Investigate the exponential distribution in R and compare it with the Central Limit Theorem. The exponential distribution can be simulated in R with rexp(n, lambda) where lambda is the rate parameter. The mean of exponential distribution is 1/lambda and the standard deviation is also 1/lambda. Set lambda = 0.2 for all of the simulations. Investigate the distribution of averages of 40 exponentials and perform a thousand simulations.
Illustrate via simulation and associated explanatory text the properties of the distribution of the mean of 40 exponentials using the following:
##Setup variables provided by the instructions.
n <- 40 ##number of exponentials
lambda <- 0.2 ##universal lambda for all simulations
simNum <- 1000 ## number of simulations
set.seed(1234) ## set the seed to create reproducibility
##Sample Mean Simulation in matrix format
sim <- matrix(rexp(simNum * n, rate=lambda), simNum, n)
meanSim <- rowMeans(sim) ## Refer to Appendix for the sample mean
As stated in the instruction the expected mean, mu of a exponential distribution is 1/lambda. We are going to compare this with the sample mean.
The theoretical mean is
muTheory <- 1/lambda
muTheory
## [1] 5
The sample mean is
muSim <-mean(meanSim)
muSim
## [1] 4.974239
The plot below will give you a better picture of these two means.
ggplot(data.frame(meanSim), aes(x = meanSim)) +
geom_histogram(position="identity", color = "black", fill="yellow", binwidth=0.4) +
labs(title = "Sample Mean Distribution Simulation", x = "Mean") +
geom_vline(xintercept = muSim, size=1, colour="red") +
geom_vline(xintercept = muTheory, size=1, colour="green")
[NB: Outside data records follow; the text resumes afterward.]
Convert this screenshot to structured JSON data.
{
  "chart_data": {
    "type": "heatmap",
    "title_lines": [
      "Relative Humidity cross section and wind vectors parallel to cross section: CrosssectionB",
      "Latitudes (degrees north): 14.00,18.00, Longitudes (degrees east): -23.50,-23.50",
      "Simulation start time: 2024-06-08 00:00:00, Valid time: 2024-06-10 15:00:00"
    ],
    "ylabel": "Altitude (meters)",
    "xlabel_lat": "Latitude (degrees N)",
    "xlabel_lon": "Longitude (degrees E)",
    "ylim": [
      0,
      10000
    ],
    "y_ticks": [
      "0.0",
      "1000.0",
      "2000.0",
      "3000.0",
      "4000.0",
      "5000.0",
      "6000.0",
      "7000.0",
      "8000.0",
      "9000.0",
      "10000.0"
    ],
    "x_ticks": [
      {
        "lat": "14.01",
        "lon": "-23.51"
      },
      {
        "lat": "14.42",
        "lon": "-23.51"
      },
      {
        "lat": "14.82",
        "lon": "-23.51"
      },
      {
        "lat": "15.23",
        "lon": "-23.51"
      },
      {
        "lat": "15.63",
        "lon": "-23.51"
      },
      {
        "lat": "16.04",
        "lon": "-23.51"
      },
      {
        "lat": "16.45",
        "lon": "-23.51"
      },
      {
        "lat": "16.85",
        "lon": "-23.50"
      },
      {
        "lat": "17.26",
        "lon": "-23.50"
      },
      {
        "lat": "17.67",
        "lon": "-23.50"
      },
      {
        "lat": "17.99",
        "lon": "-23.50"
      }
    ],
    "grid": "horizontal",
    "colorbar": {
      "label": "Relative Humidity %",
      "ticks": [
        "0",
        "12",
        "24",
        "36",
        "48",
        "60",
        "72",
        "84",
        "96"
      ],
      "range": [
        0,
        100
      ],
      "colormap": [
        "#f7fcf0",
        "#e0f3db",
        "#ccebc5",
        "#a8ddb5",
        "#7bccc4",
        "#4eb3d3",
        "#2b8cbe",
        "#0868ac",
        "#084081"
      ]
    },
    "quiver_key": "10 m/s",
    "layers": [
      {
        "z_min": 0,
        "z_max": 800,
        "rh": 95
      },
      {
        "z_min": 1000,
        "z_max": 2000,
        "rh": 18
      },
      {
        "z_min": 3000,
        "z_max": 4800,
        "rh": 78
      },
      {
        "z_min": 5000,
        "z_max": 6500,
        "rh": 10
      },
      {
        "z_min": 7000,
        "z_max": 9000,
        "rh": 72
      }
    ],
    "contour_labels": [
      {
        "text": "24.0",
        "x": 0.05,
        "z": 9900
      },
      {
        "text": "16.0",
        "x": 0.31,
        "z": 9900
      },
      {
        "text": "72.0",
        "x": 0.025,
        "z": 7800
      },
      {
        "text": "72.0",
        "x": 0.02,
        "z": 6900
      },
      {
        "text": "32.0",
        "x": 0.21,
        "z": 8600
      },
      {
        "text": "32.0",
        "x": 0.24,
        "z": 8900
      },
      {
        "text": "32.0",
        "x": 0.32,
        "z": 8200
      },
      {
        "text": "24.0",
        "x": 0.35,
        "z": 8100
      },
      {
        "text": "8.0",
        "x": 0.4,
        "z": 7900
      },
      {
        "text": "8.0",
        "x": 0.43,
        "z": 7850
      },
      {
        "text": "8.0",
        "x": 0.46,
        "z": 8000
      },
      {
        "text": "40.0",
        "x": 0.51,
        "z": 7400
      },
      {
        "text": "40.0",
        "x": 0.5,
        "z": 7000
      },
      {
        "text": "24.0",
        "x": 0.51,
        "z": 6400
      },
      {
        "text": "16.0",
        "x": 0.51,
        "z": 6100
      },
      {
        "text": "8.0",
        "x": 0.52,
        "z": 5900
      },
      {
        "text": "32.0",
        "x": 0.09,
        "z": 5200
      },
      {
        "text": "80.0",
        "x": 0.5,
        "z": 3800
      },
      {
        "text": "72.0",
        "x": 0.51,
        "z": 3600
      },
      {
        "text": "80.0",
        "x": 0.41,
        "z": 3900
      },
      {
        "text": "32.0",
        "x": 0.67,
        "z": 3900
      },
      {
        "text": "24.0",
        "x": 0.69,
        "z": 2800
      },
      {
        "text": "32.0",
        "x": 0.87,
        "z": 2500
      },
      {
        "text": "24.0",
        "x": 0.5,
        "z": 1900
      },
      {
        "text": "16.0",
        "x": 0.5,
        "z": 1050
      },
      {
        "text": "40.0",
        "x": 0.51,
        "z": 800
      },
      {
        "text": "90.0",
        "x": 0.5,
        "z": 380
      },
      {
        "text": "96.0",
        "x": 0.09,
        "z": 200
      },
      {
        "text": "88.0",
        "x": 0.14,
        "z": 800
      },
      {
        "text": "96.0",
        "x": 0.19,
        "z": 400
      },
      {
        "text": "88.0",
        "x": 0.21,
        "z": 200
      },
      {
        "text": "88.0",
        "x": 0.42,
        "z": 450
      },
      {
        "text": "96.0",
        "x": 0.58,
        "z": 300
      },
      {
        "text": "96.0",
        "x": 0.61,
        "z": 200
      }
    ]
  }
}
To calculate the variance of Exponential Distribution, it is Standard_Deviation^2/n. Therefore the theoretical variance is (1/lambda)^2/n
varTheory <- (1/lambda)^2/n
varTheory
## [1] 0.625
The variance of the Sample mean is
varSample <- var(meanSim)
varSample
## [1] 0.5949702
The plot below shows that the the sample mean distribution is approximately normal by looking at the blue colour curve. The blue colour curve is approximately a normal distribution curve.
ggplot(data.frame(meanSim), aes(x = meanSim,)) +
geom_histogram(position="identity", color = "black", fill="yellow", binwidth=0.5) +
geom_density(aes(y=0.5*..count..),colour="blue", size=1) +
##stat_function(fun = dnorm, colour = "green", geom = "point", args = list(mean = muTheory, sd=sqrt(varTheory))) +
##scale_y_continuous(breaks=c()) +
##scale_x_continuous(breaks=c(3, 4, 5, 6, 7, 8), limits=c(3, 8)) +
##geom_vline(xintercept = muSim, size=1, colour="red") +
##geom_vline(xintercept = muTheory, size=1, colour="green") +
labs(title = "Sample Mean Histogram with Approx. Normal Distribution Curve", x = "Mean")
First 6 lines of the mean of simulation 4.6025099, 6.0177897, 5.4636863, 4.1767548, 7.1446716, 4.4275673
The platform specification used:
| Spec | Description |
|---|---|
| OS | Windows 10 Pro - 64 bit |
| CPU | AMD Ryzen 5 - 3400G |
| RAM | 16GB DDR4 3000MHz |
| Storage | 500GB SSD - M.2 NVMe (PCIe) |